FutureWater tackles the increasing complexities in water management by employing a variety of advanced methodologies, benefitting from strong connections with both academic and policy-making spheres. Our focus is on converting data into valuable information and knowledge, which is essential for effective policy development. In collaboration with academic partners, we constantly refine these methodologies to enhance policy formulation.

Our proactive research approach utilizes models to explore current and future challenges in water management, while also considering historical and present practices. This comprehensive perspective ensures informed and sustainable solutions for water management.

  • Hydrological Models and SPHY

    SPHY is a spatial water balance model that integrates hydrological processes and is flexible in scale and time. We apply SPHY in various projects, such as understanding hydrological changes, watershed management, irrigation management, runoff forecasting, land degradation and restoration, energy assessment and hydroclimatic extremes research. The model can be adapted to different climatic conditions and uses different input data.

  • Satellite Remote Sensing

    We use satellite data to track various environmental variables such as vegetation, rainfall and land surface temperature. This data helps understand water resources, identify trends and support decision making. Satellite images are combined with models to gain insight into the past, present and future availability of water. We apply this approach in projects focused on drought, ecosystem services and sustainable land management.

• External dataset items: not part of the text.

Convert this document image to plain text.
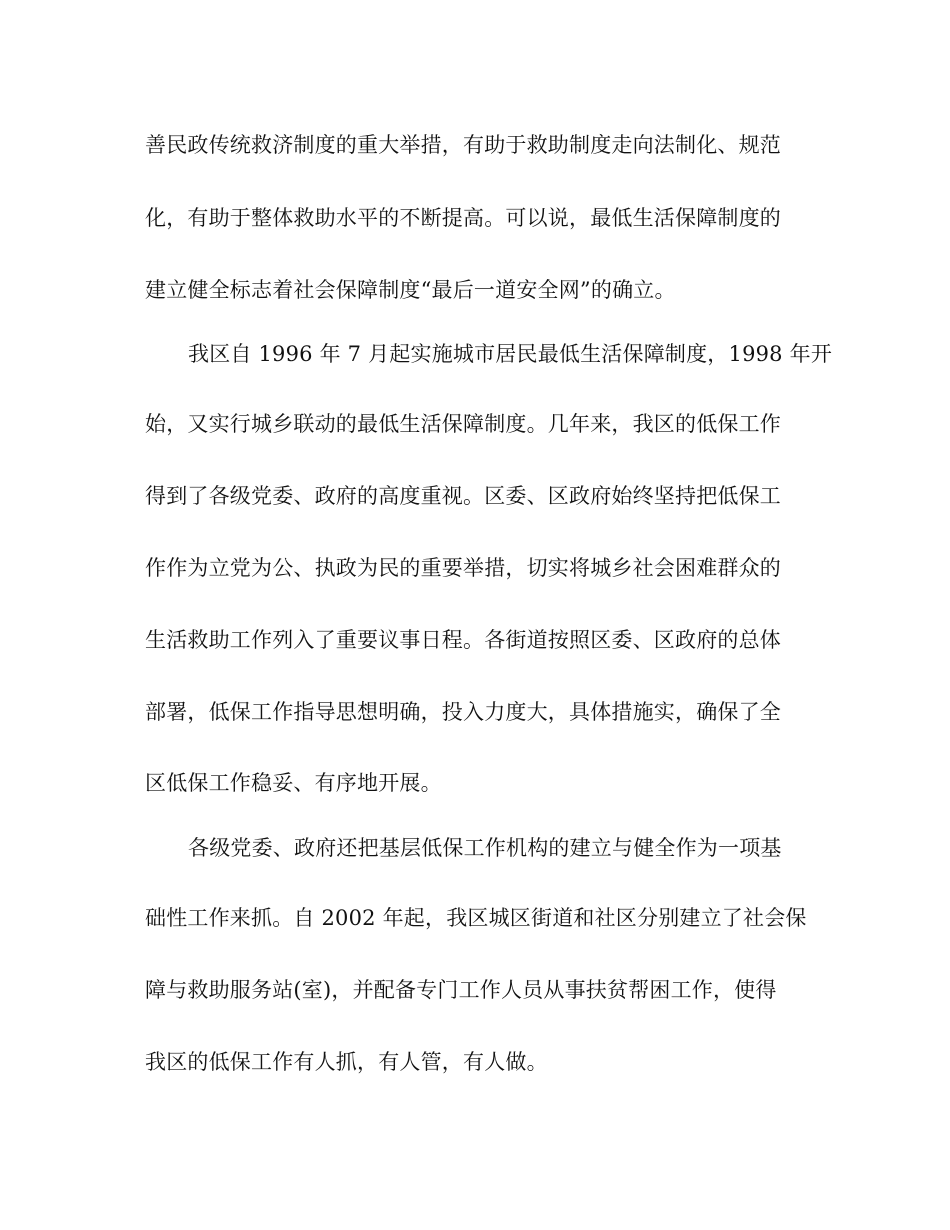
善民政传统救济制度的重大举措，有助于救助制度走向法制化、规范
化，有助于整体救助水平的不断提高。可以说，最低生活保障制度的
建立健全标志着社会保障制度“最后一道安全网”的确立。
我区自 1996 年 7 月起实施城市居民最低生活保障制度，1998 年开
始，又实行城乡联动的最低生活保障制度。几年来，我区的低保工作
得到了各级党委、政府的高度重视。区委、区政府始终坚持把低保工
作作为立党为公、执政为民的重要举措，切实将城乡社会困难群众的
生活救助工作列入了重要议事日程。各街道按照区委、区政府的总体
部署，低保工作指导思想明确，投入力度大，具体措施实，确保了全
区低保工作稳妥、有序地开展。
各级党委、政府还把基层低保工作机构的建立与健全作为一项基
础性工作来抓。自 2002 年起，我区城区街道和社区分别建立了社会保
障与救助服务站(室)，并配备专门工作人员从事扶贫帮困工作，使得
我区的低保工作有人抓，有人管，有人做。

  • Water Allocation and Planning

    We provide advice to water managers on different time scales, from day-to-day operational management to strategic decision making in river basins. We use models and tools such as WEAP and SPHY to simulate water supply and demand, and in this way we have built WEAP models for the Segura catchment area in Spain and investigated irrigation investments in Asia.

  • Climate Risk Assessments

    We play an important role in conducting Climate Risk Assessments (CRA) for potential investment projects. We are actively involved in developing and refining approaches to CRA in collaboration with reputable investors such as the World Bank and the Asian Development Bank. In doing so, we focus on both top-down approaches, in which climate scenarios form the basis for impact assessments, and bottom-up approaches that focus on vulnerability.

  • Flying Sensors

    We provide farmers in developing countries with valuable information through affordable drones. These drones provide ultra-high resolution images that enable farmers to detect crop stress and make decisions about irrigation, fertilization and pesticides. This service currently operates in Kenya and Mozambique and uses local operators and agronomists.

  • Drought Early Warning

    InfoSequía is our toolbox developed for monitoring and assessing drought. It provides up-to-date data and alerts on drought status and impacts. InfoSequía supports decision makers and users with tools for detection, prediction and management strategies. It can be integrated into other systems and can be used by water authorities, environmental authorities, forestry managers, agricultural organizations and insurance companies.

  • Crop Growth Models

    Crop growth models can be applied in different ways, depending on the underlying equations and the desired goal. We use models such as SWAP, SWAT and AquaCrop to predict crop development and growth. These models are enhanced by using satellite and drone data, resulting in more accurate assessments of crop development and water productivity.

  • WaterMaps

    WaterMaps is the web portal where our geo-data products and results are brought together, derived from various water-related projects and services around the world. WaterMaps contains a growing collection of interactive analysis and information products used to assess the effects of floods, droughts, irrigation, hydropower and food production.